車を運転していたら、「こくまん」という看板を見つけた。正式名称は「米のこくまん」なのだが、どうにもこうにもこくまんという響きが気になって仕方がない。

日常会話には決して出てこないこくまん。その意図は濃くなのかなのか?ストレートに言ってしまえば、まんの状態、つまり具材の状態については、その具材を見ることが許された彼氏・旦那・フレンドだけが通行可能な”関係者入り口”なのである。

そんな大事な入り口を”濃さ”で表現するのは人としてどうか?実は過去に1人だけ、関係者入り口を濃さで表現する猛者がいた。そのライオンは、地元の同級生である大林君だ。

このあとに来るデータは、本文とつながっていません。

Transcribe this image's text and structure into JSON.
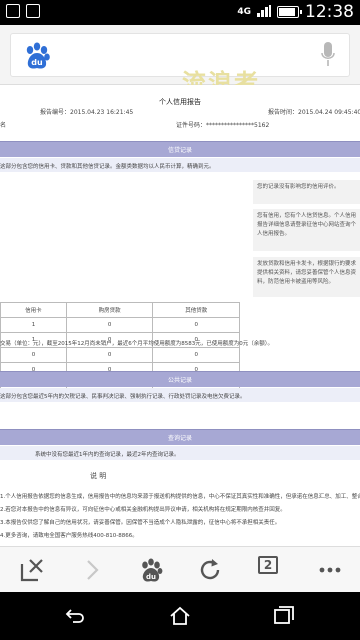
{
  "status_bar": {
    "network": "4G",
    "time": "12:38"
  },
  "address_bar": {
    "logo": "baidu-logo",
    "watermark": "流浪者"
  },
  "document": {
    "title": "个人信用报告",
    "meta_left_1": "报告编号：2015.04.23 16:21:45",
    "meta_right_1": "报告时间：2015.04.24 09:45:40",
    "meta_left_2": "名",
    "meta_right_2": "证件号码：****************5162",
    "sections": {
      "credit": "信贷记录",
      "public": "公共记录",
      "query": "查询记录"
    },
    "credit_summary": "这部分包含您的信用卡、贷款和其他信贷记录。金额类数据均以人民币计算，精确到元。",
    "side_note_1": "您的记录没有影响您的信用评价。",
    "side_note_2": "您有信用，您有个人信贷信息。个人信用报告详细信息请登录征信中心网站查询个人信用报告。",
    "side_note_3": "发放贷款和信用卡发卡，根据银行的要求提供相关资料，请您妥善保管个人信息资料，防范信用卡被盗用等风险。",
    "table": {
      "headers": [
        "信用卡",
        "购房贷款",
        "其他贷款"
      ],
      "rows": [
        [
          "1",
          "0",
          "0"
        ],
        [
          "1",
          "0",
          "0"
        ],
        [
          "0",
          "0",
          "0"
        ],
        [
          "0",
          "0",
          "0"
        ],
        [
          "0",
          "0",
          "0"
        ]
      ]
    },
    "credit_detail": "交易（单位：元），截至2015年12月尚未销户，最近6个月平均使用额度为8583元，已使用额度为0元（余额）。",
    "public_summary": "这部分包含您最近5年内的欠税记录、民事判决记录、强制执行记录、行政处罚记录及电信欠费记录。",
    "query_summary": "系统中没有您最近1年内的查询记录，最近2年内查询记录。",
    "explain_title": "说  明",
    "explain_1": "1.个人信用报告依据您的信息生成，信用报告中的信息均来源于报送机构提供的信息，中心不保证其真实性和准确性，但承诺在信息汇总、加工、整合的全过程中保持客观、中立的地位。",
    "explain_2": "2.若您对本报告中的信息有异议，可向征信中心或相关金融机构提出异议申请，相关机构将在规定期限内核查并回复。",
    "explain_3": "3.本报告仅供您了解自己的信用状况，请妥善保管。因保管不当造成个人隐私泄露的，征信中心将不承担相关责任。",
    "explain_4": "4.更多咨询，请致电全国客户服务热线400-810-8866。"
  },
  "toolbar": {
    "tab_count": "2",
    "icons": [
      "close-page-icon",
      "forward-icon",
      "baidu-home-icon",
      "refresh-icon",
      "tabs-icon",
      "more-icon"
    ]
  },
  "nav_bar": {
    "icons": [
      "back-icon",
      "home-icon",
      "recent-apps-icon"
    ]
  },
  "colors": {
    "section_bar": "#a7a8d4",
    "light_row": "#eceef8",
    "baidu_blue": "#2f6fd6"
  }
}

大林君は高校進学後、直ぐに彼女(ブス)を作った仕事の早い男である。そして会う度、彼女とのラブラブエピソードを定期的に教えてくれた。当時現役バリバリの童貞だった私にとっては生きる教科書であり、優良メルマガである。

・どこどこ連れて行くと喜ぶ
・道路は自分が通路側を歩け
・たまに冷たい態度をとる
・連絡は少し時間置いてから返信する
・財布の内側に非常用のゴムを完備

今なら東京ウォーカーやSPAを見ていれば直ぐに知れる情報だったものの、童貞で情報感度が低かったことで、大林君の口から出る実体験に何度も「なるほどぉ」と頷いていた。

そして、あの日、ついに”こくまん”というワードが出てくる。

いつものよう公園で集まって話していると、途中で大林君の彼女自慢時間が始まった。そして10分程経過した頃、彼女との関係が先に進んだことを聞かされる。

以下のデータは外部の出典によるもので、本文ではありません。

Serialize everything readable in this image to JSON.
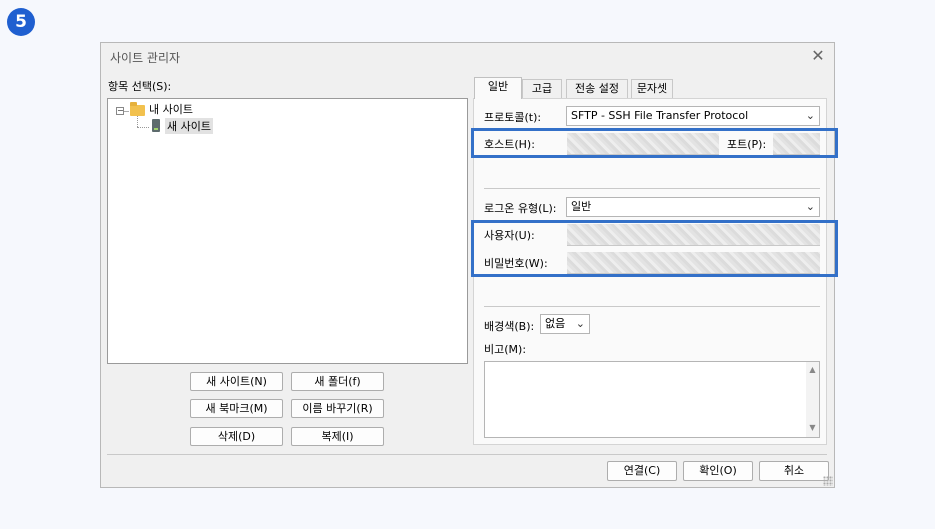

厨二病らしく、アルファベットで表現するならば、今までAだったのが、BそしてC未満まで進んだという。

当然ながらそこに居合わせた童貞達は驚くばかり。そして、おパンティの向こう側、つまりモザイクの先がどうなっているかを教えてくれた。

『臭かった』

ん?え?

えええええええええ!?

夏場ということもあり、関係者入り口周辺の酸味が増していたようで、顔を近づけたら、嗅いだことない異臭だったらしい。

『チーズが腐ったような匂いだったから、途中で鼻つまんじまった笑』

いや、つまんでんじゃねーよというのはさておき、夢見ていた先は臭かったのか・・・

『濃かったね。こくまんだったわ』
大林君がそう言うと、もうそれ以上聞くものはいなかった。

しかし、私は当時から思っていた。

こくまんって何?

顔を近づけた大林君にとっては濃くて酷なという意味かなと思っていたものの、彼女さんからしても酷な体験だったはず。そしてそれを他の人に話されるというオマケ付きだ。

こくまん。こくなまん。酷なまん。

以降、私のエロ妄想は大きくトーンダウンした。高校生になって髪を伸ばし始めたのも、髪に整髪料をつけ、Yシャツの裾に香水をつけ始めたのも、全て入り口に近づくため。その目標の先がこくまんだなんて・・・

それから20年以上経過する。当の昔に童貞からの卒業はできたものの、未だに関係者入り口周辺に対する疑念が残っている。

全て、全て大林君のせいである。